I get that, but this doesn't mean you have to use raw pointers everywhere. You could get temporary raw pointers at exactly the call sites of the C FFI functions, and otherwise keep using idiomatic Rust data structures.

For example, collecting a full array of raw pointers and storing them in a vector seems like an anti-pattern. If the C library requires a pointer-to-pointer, wrap it in a safe-to-use function that is short and obviously correct, in that it only hands out short-lived pointers.

3 Likes

Oh I understand, I should definitely do that! Thanks for the advice @H2CO3!

Unfortunately I am running into more issues with the abpoa_msa function specified in one of my previous messages.
In the original C implementation this function takes as inputs some (uninitialized) pointers such as:

uint8_t **msa_seq;
int **cons_cov;

It then allocates the required memory, and makes the pointers point to the newly allocated memory.

I've tried to replicate that in Rust by doing this:

let msa_seq: *mut *mut *mut u8 = ptr::null_mut();
let cons_cov: *mut *mut *mut c_int = ptr::null_mut();

I 've used ptr::null_mut() because Rust explicitly requires pointers to be initialized. However, the function seems unable to modify these pointers, and trying to dereference them after the function is called results in a signal 11: SIGSEGV. Perhaps these pointers should be initialized in another way?

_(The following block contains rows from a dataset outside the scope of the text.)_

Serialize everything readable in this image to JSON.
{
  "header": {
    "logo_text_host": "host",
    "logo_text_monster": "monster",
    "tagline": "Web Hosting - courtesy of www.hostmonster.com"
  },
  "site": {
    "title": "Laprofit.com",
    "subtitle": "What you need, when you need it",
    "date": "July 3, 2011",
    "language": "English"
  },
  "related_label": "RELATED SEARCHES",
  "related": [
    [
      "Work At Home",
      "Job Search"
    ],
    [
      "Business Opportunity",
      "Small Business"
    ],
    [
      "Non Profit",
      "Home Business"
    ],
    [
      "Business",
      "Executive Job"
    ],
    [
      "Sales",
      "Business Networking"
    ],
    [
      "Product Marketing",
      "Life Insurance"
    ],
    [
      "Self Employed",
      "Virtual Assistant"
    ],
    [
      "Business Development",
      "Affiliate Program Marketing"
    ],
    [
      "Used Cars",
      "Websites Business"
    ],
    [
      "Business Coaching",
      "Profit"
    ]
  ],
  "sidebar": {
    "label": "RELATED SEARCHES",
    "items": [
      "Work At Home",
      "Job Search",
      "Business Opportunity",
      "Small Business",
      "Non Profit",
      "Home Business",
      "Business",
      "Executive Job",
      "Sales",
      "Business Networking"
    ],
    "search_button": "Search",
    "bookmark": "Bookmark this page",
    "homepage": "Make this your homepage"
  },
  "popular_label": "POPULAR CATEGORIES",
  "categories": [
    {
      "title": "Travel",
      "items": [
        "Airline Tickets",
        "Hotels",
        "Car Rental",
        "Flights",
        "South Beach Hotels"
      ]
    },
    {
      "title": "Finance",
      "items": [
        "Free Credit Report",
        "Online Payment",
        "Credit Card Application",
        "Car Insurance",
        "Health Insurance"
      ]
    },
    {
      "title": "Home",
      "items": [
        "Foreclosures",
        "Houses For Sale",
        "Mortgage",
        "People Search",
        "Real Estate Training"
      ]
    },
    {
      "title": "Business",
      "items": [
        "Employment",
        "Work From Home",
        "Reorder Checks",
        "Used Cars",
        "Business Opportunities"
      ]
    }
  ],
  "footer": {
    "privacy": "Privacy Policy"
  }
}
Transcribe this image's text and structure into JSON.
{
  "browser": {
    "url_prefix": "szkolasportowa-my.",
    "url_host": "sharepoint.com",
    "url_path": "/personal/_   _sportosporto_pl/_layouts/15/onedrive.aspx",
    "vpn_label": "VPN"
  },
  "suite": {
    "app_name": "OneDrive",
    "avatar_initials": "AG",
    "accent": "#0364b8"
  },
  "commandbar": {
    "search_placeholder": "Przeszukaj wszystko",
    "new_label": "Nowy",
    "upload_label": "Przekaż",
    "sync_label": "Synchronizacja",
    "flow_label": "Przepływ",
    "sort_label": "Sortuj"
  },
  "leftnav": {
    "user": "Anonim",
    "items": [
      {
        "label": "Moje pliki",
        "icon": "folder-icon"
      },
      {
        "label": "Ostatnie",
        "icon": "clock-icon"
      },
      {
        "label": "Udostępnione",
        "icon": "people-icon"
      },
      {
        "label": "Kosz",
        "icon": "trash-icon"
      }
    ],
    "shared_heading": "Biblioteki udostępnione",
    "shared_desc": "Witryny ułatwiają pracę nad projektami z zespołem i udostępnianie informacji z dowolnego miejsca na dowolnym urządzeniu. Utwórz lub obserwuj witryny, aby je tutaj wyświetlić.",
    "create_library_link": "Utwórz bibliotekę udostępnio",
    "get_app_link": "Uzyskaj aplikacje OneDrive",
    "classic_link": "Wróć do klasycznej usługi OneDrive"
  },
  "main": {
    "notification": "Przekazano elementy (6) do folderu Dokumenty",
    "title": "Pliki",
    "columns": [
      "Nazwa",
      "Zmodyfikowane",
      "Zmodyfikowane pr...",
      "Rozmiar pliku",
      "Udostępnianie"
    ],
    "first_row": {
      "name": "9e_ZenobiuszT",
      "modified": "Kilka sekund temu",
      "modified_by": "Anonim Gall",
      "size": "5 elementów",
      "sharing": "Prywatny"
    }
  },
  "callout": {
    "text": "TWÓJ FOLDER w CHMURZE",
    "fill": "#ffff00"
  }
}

Also the function itself seems to be working just fine (its main output is printed on screen), the problem is that these pointers still point to 0x0000000000000000, which should be the same as ptr::null_mut().

If a function accepts a ***u8 because it needs to initialize a **u8, then it obviously wants to write through the additional level of indirection. But you are passing a null pointer, dereferencing of which is undefined behavior. You'd want to make a (possibly uninitialized or null-initialized) pointer of type **u8 and pass its address (which itself will be a valid pointer) to the function.

2 Likes

You probably want to do something like this:

use std::os::raw::c_int;

extern "C" {
  fn initialize_things(*mut *mut u8, *mut *mut c_int);
}

fn main() {
  let mut msa_seq: *mut u8 = std::ptr::null_mut();
  let mut cons_cov: *mut c_int = std::ptr::null_mut();

  unsafe {
    initialize_things(&mut msa_sql, &mut cons_cov);
  }
}
1 Like

Probably more like this

  let mut msa_seq: *mut *mut u8 = std::ptr::null_mut();
  let mut cons_cov: *mut *mut c_int = std::ptr::null_mut();

  abpoa_msa( ......, &mut cons_cov, ... &mut msa_seq, ...)

based on the information provided earlier in this thread.

2 Likes

Thanks a lot @H2CO3, @Michael-F-Bryan and @godmar, now everything works!

2 Likes

This topic was automatically closed 90 days after the last reply. We invite you to open a new topic if you have further questions or comments.